By Aaron C. Davis
Maryland officials in recent weeks quietly removed the mug shot of convicted child molester Robert M. Haines Jr. from the state’s sex-offender registry.
They also deleted the Internet link to the former middle school teacher’s guilty plea to charges he abused a 13-year-old student decades ago. Haines’s physical description, the address of the cottage he lives in near Annapolis, the make and model of the car he drives: Everything the state had tracked for years to keep him from anonymity was erased.
Haines was removed not because he was exonerated of his crime. His information was taken down because of a recent ruling by the state’s Court of Appeals declaring sex-offender registration unconstitutional punishment for those who committed crimes before the registry began in 1995.

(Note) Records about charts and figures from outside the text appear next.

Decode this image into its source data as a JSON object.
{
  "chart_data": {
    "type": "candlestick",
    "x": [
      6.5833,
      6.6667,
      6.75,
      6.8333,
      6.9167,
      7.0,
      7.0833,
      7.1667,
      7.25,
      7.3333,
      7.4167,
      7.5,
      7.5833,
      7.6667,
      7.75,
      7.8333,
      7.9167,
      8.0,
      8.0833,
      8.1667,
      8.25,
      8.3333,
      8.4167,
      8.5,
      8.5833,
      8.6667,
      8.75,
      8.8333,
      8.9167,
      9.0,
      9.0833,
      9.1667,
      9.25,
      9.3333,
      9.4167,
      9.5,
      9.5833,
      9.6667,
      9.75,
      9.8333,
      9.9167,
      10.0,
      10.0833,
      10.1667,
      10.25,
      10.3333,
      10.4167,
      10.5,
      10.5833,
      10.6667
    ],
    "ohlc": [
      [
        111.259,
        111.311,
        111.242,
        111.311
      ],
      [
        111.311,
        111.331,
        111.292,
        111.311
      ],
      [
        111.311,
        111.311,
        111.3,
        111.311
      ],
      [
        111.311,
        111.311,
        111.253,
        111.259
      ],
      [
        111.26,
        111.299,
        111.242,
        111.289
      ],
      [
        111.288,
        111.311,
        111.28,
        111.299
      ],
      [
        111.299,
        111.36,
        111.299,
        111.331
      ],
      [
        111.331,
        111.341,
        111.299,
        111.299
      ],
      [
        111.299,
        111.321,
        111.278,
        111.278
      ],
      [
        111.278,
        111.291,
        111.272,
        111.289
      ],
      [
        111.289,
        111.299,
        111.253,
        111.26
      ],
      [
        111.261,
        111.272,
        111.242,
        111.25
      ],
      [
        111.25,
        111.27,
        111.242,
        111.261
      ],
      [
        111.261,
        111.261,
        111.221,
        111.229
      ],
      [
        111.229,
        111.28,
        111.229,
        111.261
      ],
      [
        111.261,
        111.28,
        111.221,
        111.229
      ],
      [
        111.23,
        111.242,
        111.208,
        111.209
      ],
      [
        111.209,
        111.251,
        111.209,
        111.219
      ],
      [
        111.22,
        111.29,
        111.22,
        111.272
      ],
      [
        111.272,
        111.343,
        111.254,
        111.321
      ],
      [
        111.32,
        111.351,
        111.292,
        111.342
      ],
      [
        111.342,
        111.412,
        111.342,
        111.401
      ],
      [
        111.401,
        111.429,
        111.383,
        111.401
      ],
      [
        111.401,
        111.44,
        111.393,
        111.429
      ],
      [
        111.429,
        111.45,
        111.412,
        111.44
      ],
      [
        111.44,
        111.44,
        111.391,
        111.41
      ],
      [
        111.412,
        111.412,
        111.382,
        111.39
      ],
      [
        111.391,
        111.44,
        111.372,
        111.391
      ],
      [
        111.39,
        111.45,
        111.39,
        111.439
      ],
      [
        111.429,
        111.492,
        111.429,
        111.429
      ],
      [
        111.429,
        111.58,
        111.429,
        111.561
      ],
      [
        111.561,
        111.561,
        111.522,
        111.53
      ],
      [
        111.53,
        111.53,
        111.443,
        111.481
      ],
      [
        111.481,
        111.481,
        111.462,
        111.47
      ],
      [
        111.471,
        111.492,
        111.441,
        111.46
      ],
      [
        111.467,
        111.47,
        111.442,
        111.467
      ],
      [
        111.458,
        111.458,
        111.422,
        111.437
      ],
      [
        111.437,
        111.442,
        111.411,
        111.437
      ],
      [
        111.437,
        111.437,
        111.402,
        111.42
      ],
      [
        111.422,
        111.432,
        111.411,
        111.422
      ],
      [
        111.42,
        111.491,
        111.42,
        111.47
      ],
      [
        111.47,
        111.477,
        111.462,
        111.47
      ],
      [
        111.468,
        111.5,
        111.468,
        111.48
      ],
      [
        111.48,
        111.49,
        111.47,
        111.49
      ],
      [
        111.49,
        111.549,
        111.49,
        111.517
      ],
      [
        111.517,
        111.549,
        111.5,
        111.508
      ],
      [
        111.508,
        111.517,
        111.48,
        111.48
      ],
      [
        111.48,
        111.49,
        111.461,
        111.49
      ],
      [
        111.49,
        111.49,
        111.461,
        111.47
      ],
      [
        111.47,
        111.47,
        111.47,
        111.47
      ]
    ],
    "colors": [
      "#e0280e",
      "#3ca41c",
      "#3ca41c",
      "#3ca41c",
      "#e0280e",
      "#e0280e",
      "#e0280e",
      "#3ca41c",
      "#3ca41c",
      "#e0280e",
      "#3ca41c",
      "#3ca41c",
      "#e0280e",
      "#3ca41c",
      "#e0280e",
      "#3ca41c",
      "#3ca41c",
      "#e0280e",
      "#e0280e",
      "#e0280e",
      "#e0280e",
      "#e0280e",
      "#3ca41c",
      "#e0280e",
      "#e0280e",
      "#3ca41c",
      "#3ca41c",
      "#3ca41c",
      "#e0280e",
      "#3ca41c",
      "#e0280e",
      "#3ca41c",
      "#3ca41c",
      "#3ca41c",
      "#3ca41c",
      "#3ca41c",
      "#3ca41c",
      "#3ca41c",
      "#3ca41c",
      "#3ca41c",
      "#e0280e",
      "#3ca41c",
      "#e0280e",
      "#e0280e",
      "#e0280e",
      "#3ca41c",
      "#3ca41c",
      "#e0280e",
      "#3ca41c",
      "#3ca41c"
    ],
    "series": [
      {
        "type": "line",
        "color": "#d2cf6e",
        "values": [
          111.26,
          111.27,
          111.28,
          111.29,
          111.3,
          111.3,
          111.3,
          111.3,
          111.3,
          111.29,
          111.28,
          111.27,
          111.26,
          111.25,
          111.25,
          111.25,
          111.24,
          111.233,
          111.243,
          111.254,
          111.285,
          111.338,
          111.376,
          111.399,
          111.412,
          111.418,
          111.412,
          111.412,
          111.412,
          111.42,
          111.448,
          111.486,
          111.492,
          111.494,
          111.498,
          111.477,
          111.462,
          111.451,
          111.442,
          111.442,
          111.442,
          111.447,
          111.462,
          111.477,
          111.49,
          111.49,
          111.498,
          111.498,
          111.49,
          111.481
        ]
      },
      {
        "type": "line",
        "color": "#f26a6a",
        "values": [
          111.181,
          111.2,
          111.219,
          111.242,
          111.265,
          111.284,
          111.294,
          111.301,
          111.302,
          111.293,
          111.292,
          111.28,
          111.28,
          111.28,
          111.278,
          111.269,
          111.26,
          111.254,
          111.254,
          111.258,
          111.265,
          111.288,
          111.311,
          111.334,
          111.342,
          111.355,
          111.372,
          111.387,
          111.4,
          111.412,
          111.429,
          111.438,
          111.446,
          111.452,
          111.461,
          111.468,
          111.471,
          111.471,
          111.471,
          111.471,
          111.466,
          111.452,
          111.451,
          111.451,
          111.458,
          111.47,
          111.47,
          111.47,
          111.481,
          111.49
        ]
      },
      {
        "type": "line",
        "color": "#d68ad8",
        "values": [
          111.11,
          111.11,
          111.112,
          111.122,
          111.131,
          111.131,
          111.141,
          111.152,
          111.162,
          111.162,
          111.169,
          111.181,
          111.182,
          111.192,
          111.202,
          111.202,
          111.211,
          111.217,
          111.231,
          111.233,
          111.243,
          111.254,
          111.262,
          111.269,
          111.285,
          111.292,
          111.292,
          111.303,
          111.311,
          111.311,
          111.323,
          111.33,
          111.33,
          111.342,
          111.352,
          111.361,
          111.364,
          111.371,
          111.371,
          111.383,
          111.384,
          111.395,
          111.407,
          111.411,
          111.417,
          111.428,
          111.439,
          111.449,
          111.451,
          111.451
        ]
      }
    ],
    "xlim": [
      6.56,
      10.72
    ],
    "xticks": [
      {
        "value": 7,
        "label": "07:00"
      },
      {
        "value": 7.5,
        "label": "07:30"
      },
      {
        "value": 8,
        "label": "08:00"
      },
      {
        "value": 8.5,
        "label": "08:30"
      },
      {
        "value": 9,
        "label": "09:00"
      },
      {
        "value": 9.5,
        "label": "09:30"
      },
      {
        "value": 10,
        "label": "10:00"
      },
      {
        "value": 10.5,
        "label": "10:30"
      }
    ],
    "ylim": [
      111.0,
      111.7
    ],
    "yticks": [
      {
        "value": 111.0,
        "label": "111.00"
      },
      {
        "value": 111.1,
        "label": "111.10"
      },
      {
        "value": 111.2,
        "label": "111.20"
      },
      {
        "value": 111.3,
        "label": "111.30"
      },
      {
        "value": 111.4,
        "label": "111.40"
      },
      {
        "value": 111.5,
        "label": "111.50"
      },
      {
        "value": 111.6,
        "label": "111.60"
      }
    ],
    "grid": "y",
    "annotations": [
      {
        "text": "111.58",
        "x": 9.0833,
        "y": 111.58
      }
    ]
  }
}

Under the ruling, Haines may be the first of almost one in four registered sex offenders who Maryland could be forced to scrub from its online database. Maryland officials are now bracing for the possibility that a wave of lawsuits following his case could require the state to delist roughly 1,800 of its 8,000 registered sex offenders, state records, e-mails and interviews show. State officials say they’ll forcefully challenge each suit.
And the fallout could go further. The state’s second-highest court is now weighing whether the Haines case should be applied to a broader group, beginning with a Montgomery County man who pleaded guilty in 2001 to preying on a 12-year-old Pennsylvania girl over the Internet.